I'm trying to create a pandas dataframe that only has certain values in the ticker
column. If I only had 1 value (for example AAPL
) that I wanted in the ticker column, I would do this:
df = complete_data[complete_data.ticker == 'AAPL']
But in this case, I want the df
to consist of multiple different values in the ticker column. These values are saved in a list. The list looks like:
company_list = ['A', 'AAPL', 'ABB', 'ABBV', 'ABEV', 'ABT', 'ACN', 'ADBE', 'ADP', 'ADSK'] etc.
I would appreciate help to make the dataframe just contain values in the ticker column that are in my list below.

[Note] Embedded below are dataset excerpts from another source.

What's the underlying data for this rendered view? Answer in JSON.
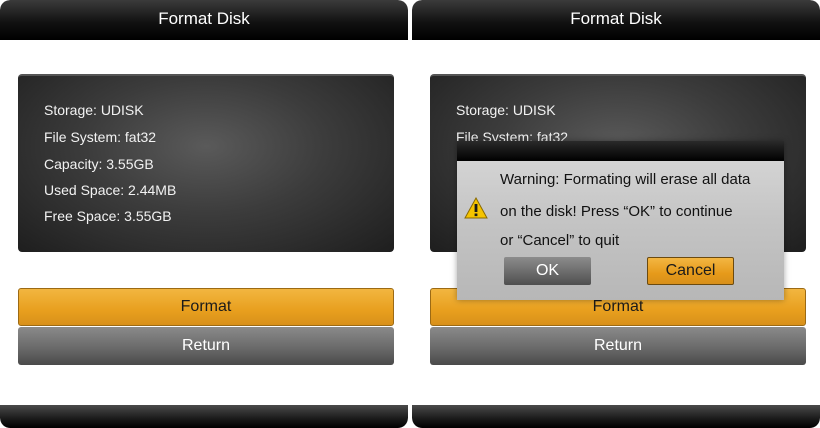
{
  "left_screen": {
    "title": "Format Disk",
    "info": {
      "storage": "Storage: UDISK",
      "file_system": "File System: fat32",
      "capacity": "Capacity: 3.55GB",
      "used_space": "Used Space: 2.44MB",
      "free_space": "Free Space: 3.55GB"
    },
    "format_label": "Format",
    "return_label": "Return"
  },
  "right_screen": {
    "title": "Format Disk",
    "info": {
      "storage": "Storage: UDISK",
      "file_system": "File System: fat32"
    },
    "format_label": "Format",
    "return_label": "Return",
    "dialog": {
      "message_line1": "Warning: Formating will erase all data",
      "message_line2": "on the disk! Press “OK” to continue",
      "message_line3": "or “Cancel” to quit",
      "ok_label": "OK",
      "cancel_label": "Cancel",
      "icon": "warning-triangle-icon"
    }
  },
  "colors": {
    "accent_orange": "#e89f1e",
    "bar_black": "#000000",
    "panel_dark": "#3c3c3c",
    "button_gray": "#6a6a6a",
    "warning_yellow": "#f5c400"
  }
}
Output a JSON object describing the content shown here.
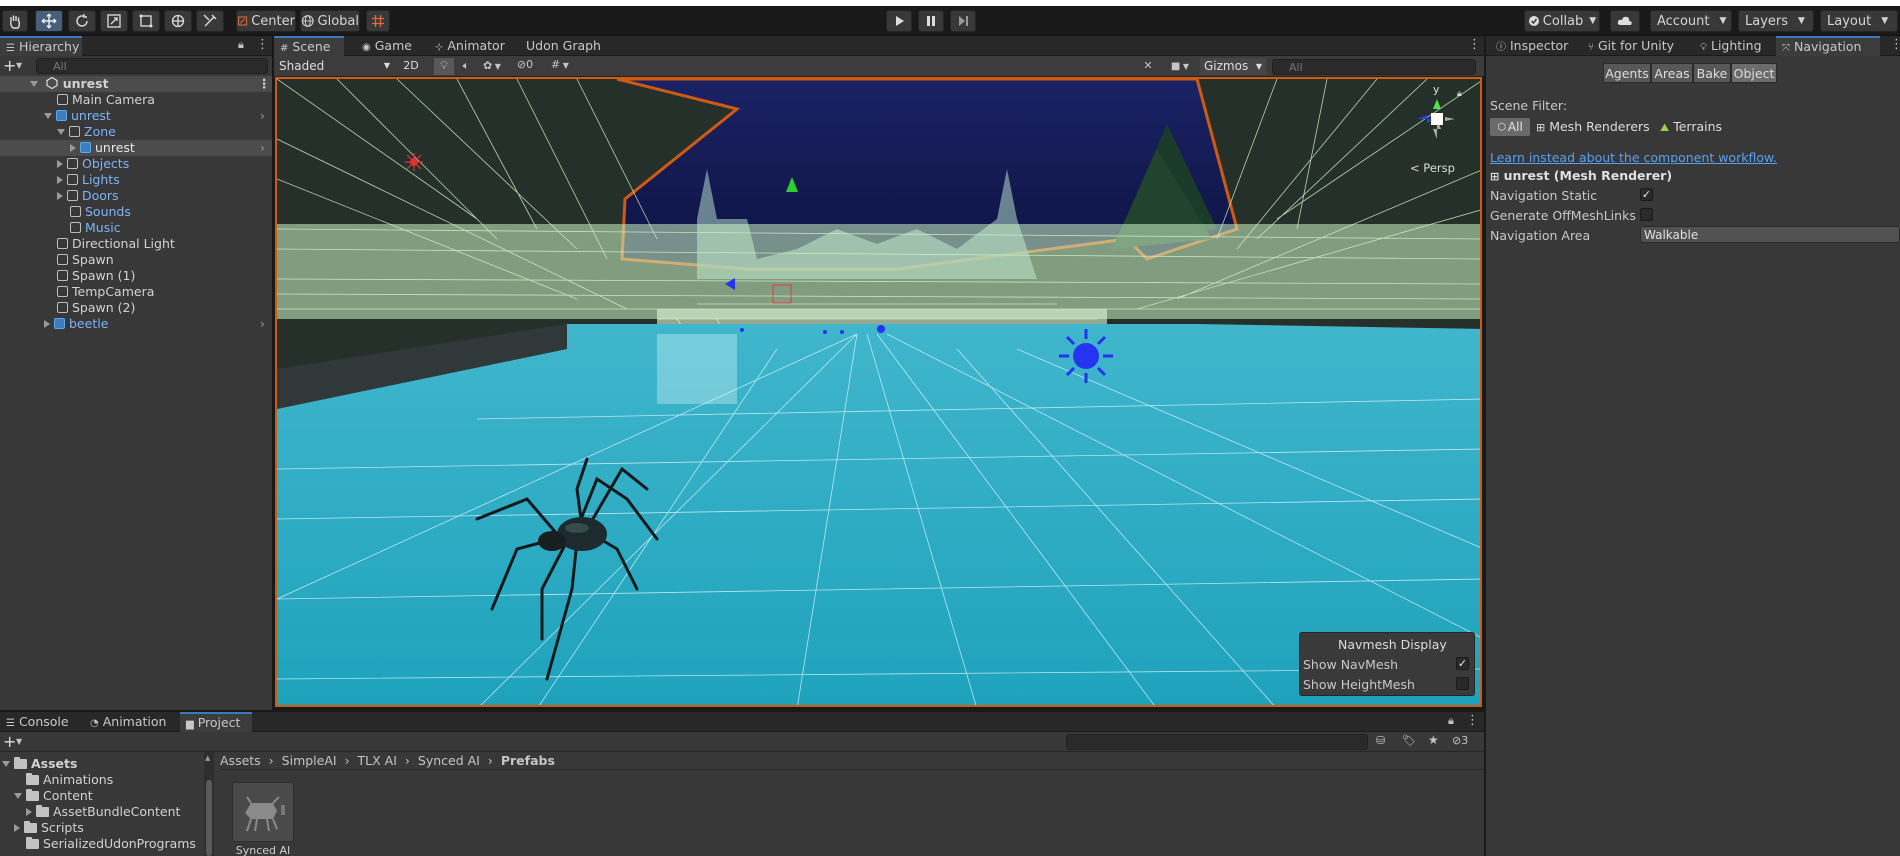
{
  "toolbar": {
    "center_label": "Center",
    "global_label": "Global",
    "collab_label": "Collab",
    "account_label": "Account",
    "layers_label": "Layers",
    "layout_label": "Layout"
  },
  "hierarchy": {
    "tab_label": "Hierarchy",
    "search_placeholder": "All",
    "scene_name": "unrest",
    "items": [
      {
        "label": "Main Camera"
      },
      {
        "label": "unrest"
      },
      {
        "label": "Zone"
      },
      {
        "label": "unrest"
      },
      {
        "label": "Objects"
      },
      {
        "label": "Lights"
      },
      {
        "label": "Doors"
      },
      {
        "label": "Sounds"
      },
      {
        "label": "Music"
      },
      {
        "label": "Directional Light"
      },
      {
        "label": "Spawn"
      },
      {
        "label": "Spawn (1)"
      },
      {
        "label": "TempCamera"
      },
      {
        "label": "Spawn (2)"
      },
      {
        "label": "beetle"
      }
    ]
  },
  "scene_tabs": {
    "scene": "Scene",
    "game": "Game",
    "animator": "Animator",
    "udon": "Udon Graph"
  },
  "scene_toolbar": {
    "shading": "Shaded",
    "mode_2d": "2D",
    "hidden_count": "0",
    "gizmos": "Gizmos",
    "search_placeholder": "All",
    "persp_label": "< Persp",
    "axis_y": "y"
  },
  "navmesh_overlay": {
    "title": "Navmesh Display",
    "show_navmesh": "Show NavMesh",
    "show_navmesh_checked": true,
    "show_heightmesh": "Show HeightMesh",
    "show_heightmesh_checked": false
  },
  "inspector_tabs": {
    "inspector": "Inspector",
    "git": "Git for Unity",
    "lighting": "Lighting",
    "navigation": "Navigation"
  },
  "navigation": {
    "buttons": [
      "Agents",
      "Areas",
      "Bake",
      "Object"
    ],
    "scene_filter_label": "Scene Filter:",
    "filter_all": "All",
    "filter_mesh": "Mesh Renderers",
    "filter_terrains": "Terrains",
    "learn_link": "Learn instead about the component workflow.",
    "object_title": "unrest (Mesh Renderer)",
    "nav_static_label": "Navigation Static",
    "nav_static_checked": true,
    "offmesh_label": "Generate OffMeshLinks",
    "offmesh_checked": false,
    "area_label": "Navigation Area",
    "area_value": "Walkable"
  },
  "bottom_tabs": {
    "console": "Console",
    "animation": "Animation",
    "project": "Project",
    "hidden_count": "3"
  },
  "project": {
    "tree": [
      {
        "label": "Assets"
      },
      {
        "label": "Animations"
      },
      {
        "label": "Content"
      },
      {
        "label": "AssetBundleContent"
      },
      {
        "label": "Scripts"
      },
      {
        "label": "SerializedUdonPrograms"
      }
    ],
    "breadcrumb": [
      "Assets",
      "SimpleAI",
      "TLX AI",
      "Synced AI",
      "Prefabs"
    ],
    "asset_label": "Synced AI"
  },
  "colors": {
    "accent": "#3a79bb",
    "selection_outline": "#d05a10",
    "navmesh": "#1ea8c4"
  }
}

I have tried changing the code above to:
data_df = data_df[data_df.ticker in company_list]
and
data_df = data_df[data_df.ticker if in company_list]
and
data_df = data_df[data_df.ticker == company_list]
But this has not given me any results thus far.

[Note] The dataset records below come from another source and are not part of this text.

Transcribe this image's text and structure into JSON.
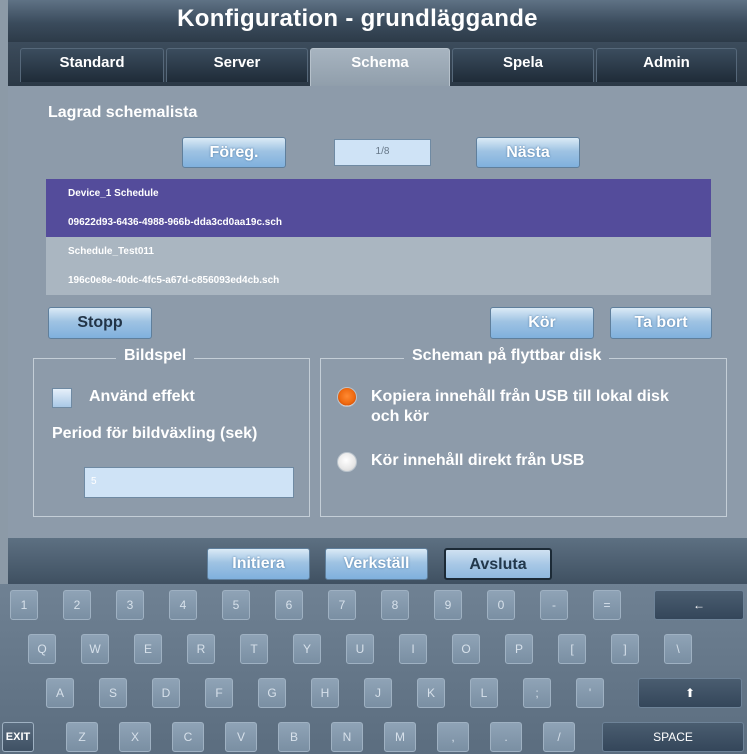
{
  "window": {
    "title": "Konfiguration - grundläggande"
  },
  "tabs": [
    {
      "label": "Standard",
      "active": false
    },
    {
      "label": "Server",
      "active": false
    },
    {
      "label": "Schema",
      "active": true
    },
    {
      "label": "Spela",
      "active": false
    },
    {
      "label": "Admin",
      "active": false
    }
  ],
  "schedule": {
    "title": "Lagrad schemalista",
    "prev_label": "Föreg.",
    "page": "1/8",
    "next_label": "Nästa",
    "items": [
      {
        "name": "Device_1 Schedule",
        "file": "09622d93-6436-4988-966b-dda3cd0aa19c.sch",
        "selected": true
      },
      {
        "name": "Schedule_Test011",
        "file": "196c0e8e-40dc-4fc5-a67d-c856093ed4cb.sch",
        "selected": false
      }
    ],
    "stop_label": "Stopp",
    "run_label": "Kör",
    "delete_label": "Ta bort"
  },
  "slideshow": {
    "legend": "Bildspel",
    "use_effect_label": "Använd effekt",
    "use_effect_checked": false,
    "period_label": "Period för bildväxling (sek)",
    "period_value": "5"
  },
  "usb": {
    "legend": "Scheman på flyttbar disk",
    "option_copy": "Kopiera innehåll från USB till lokal disk och kör",
    "option_direct": "Kör innehåll direkt från USB",
    "selected": "copy"
  },
  "footer": {
    "init_label": "Initiera",
    "apply_label": "Verkställ",
    "exit_label": "Avsluta"
  },
  "keyboard": {
    "row1": [
      "1",
      "2",
      "3",
      "4",
      "5",
      "6",
      "7",
      "8",
      "9",
      "0",
      "-",
      "=",
      "←"
    ],
    "row2": [
      "Q",
      "W",
      "E",
      "R",
      "T",
      "Y",
      "U",
      "I",
      "O",
      "P",
      "[",
      "]",
      "\\"
    ],
    "row3": [
      "A",
      "S",
      "D",
      "F",
      "G",
      "H",
      "J",
      "K",
      "L",
      ";",
      "'",
      "⬆"
    ],
    "row4": [
      "EXIT",
      "Z",
      "X",
      "C",
      "V",
      "B",
      "N",
      "M",
      ",",
      ".",
      "/",
      "SPACE"
    ]
  },
  "colors": {
    "selected_row": "#544c9b",
    "radio_on": "#ef6a10",
    "button_blue": "#8fb8de"
  }
}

CodePudding user response:
Here's a dummy data I made based on your question.
import pandas as pd
data_df = pd.DataFrame({"ticker": ['A', 'AAPL', 'ABB', 'ABBV', 'ABEV', "BADD", "CAPP"],
"random_col": [1,2,3,4,5,6,7]})
Series.isin is the function you need to use. For series, you extract the concerned column, by calling the column itself or the attribute.
data_df_in = data_df[data_df.ticker.isin(company_list)]
data_df_in = data_df[data_df["ticker"].isin(company_list)]
ticker random_col
0 A 1
1 AAPL 2
2 ABB 3
3 ABBV 4
4 ABEV 5
Not just a list, you can also use a column from other dataframe as well.
other_df = pd.DataFrame({"ticker": ['ABEV', "BADD"],
"random_col": [1,2]})
data_df_in = data_df[data_df.ticker.isin(other_df.ticker)]
ticker random_col
4 ABEV 5
5 BADD 6
Alternatively, you can filter them out by using the tilda sign.
data_df_notin = data_df[~data_df.ticker.isin(company_list)]
ticker random_col
5 BADD 6
6 CAPP 7